As flogging is now deemed cruel and unusual punishment, the sole remaining disciplinary mechanism to deal with recalcitrant politicians who pursue ill-fated and self-serving policies, and, conversely, to reward sensible politicians who pursue initiatives beneficial to the country is the ballot box, where the electorate has the power to routinely vote in or out politicians based on their job performance. By allowing the PPP to ruthlessly prey on our ethnic insecurities, we, Guyanese of East Indian origin, have en bloc conceded our power over this mechanism to a cabal of politicians – and, if this sad trend continues, their progeny – who have their cosmetic desires and not our needs and those of all of our countrymen at heart.

For 23 years, the PPP has waved, from its campaign podiums, the jumbie of a return to PNC orchestrated tyranny when an actual aberration is upon us, draining the lifeblood out of the economy and presiding over a youth jobs crisis so great that we effectively export 90% of our tertiary graduates and, according to recently disclosed US Embassy statistics and other analytical extrapolations, a handsome chunk of our overall labour force; subjecting independent media to sustained and systematic harassment; and perpetrating routine and widespread human rights abuses against youngsters and dissidents.

Unlike the 1980s, when Cold War fever was at its pitch and the West, however rightly or wrongly, was dead set against any communist orientated entities, including Dr Jagan’s PPP, the international community, particularly the ever influential ABC countries, will not this time support and condone any violation, whether by a coalition- or PPP-led Government of Guyana of the 21st century values system of governance.

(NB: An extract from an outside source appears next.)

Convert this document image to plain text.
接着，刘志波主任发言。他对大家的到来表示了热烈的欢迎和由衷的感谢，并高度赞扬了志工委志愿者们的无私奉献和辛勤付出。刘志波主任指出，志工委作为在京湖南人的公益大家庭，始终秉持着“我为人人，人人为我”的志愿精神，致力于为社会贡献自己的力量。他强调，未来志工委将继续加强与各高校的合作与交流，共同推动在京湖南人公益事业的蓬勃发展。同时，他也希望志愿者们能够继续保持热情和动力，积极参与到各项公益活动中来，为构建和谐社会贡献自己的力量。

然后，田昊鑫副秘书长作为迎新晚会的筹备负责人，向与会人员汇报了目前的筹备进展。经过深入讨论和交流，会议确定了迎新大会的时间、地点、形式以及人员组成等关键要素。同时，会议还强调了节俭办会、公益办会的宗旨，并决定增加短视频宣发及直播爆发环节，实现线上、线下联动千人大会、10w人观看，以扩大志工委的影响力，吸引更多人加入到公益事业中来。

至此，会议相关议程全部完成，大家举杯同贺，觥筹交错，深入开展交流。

Rigged elections and military subversion of democracy have not recurred not just because the PPP has forsworn this, but because in an interdependent global system, a tiny country in the West’s backyard cannot get away with it. Further, the PNC-led APNU coalition has, in effect, tied its hands, by guaranteeing its Alliance for Change partner 12 seats in the National Assembly which amounts to, effectively, as some observers have noted, a veto on a David Granger led government. It’s unimaginable that the PPP of today would be so magnanimous.

While I may not be so old as to be waxing paternalistically, I feel alarmed that my neighbourhood cherubs will continue to be raised in a country where their hardworking parents struggle to put a decent roof over their heads and meals on the table. I am alarmed that my little cousins will have to resort to the commonplace sycophancy to secure employment when they’ve finished college here. For as long as one group of people continue to govern indefinitely, not meritocracy but allying with the government constitutes the rungs on the ladder of opportunity.

Voters must not use the ineptitude and reticence of the PNC in addressing its unsavoury record, and the concomitant cotton-throated attempts to convince voters that it won’t repeat its mistakes as an excuse for allowing the PPP an endless ride of the Guyana taxpayer-funded gravy train. As the Civil Rights and gay rights movements in the US have shown, politicians are rarely wont to take the lead on pushing for any major change. It takes the grassroots, the ordinary voters, to incentivize politicians to do the right thing. While one should always be sceptical of any politician, change for change’s sake has become a good enough reason to vote for a change of government in a country where a party has become so comfortable on its perch that it feels itself immune from any consequence for its misadventures at the public’s expense.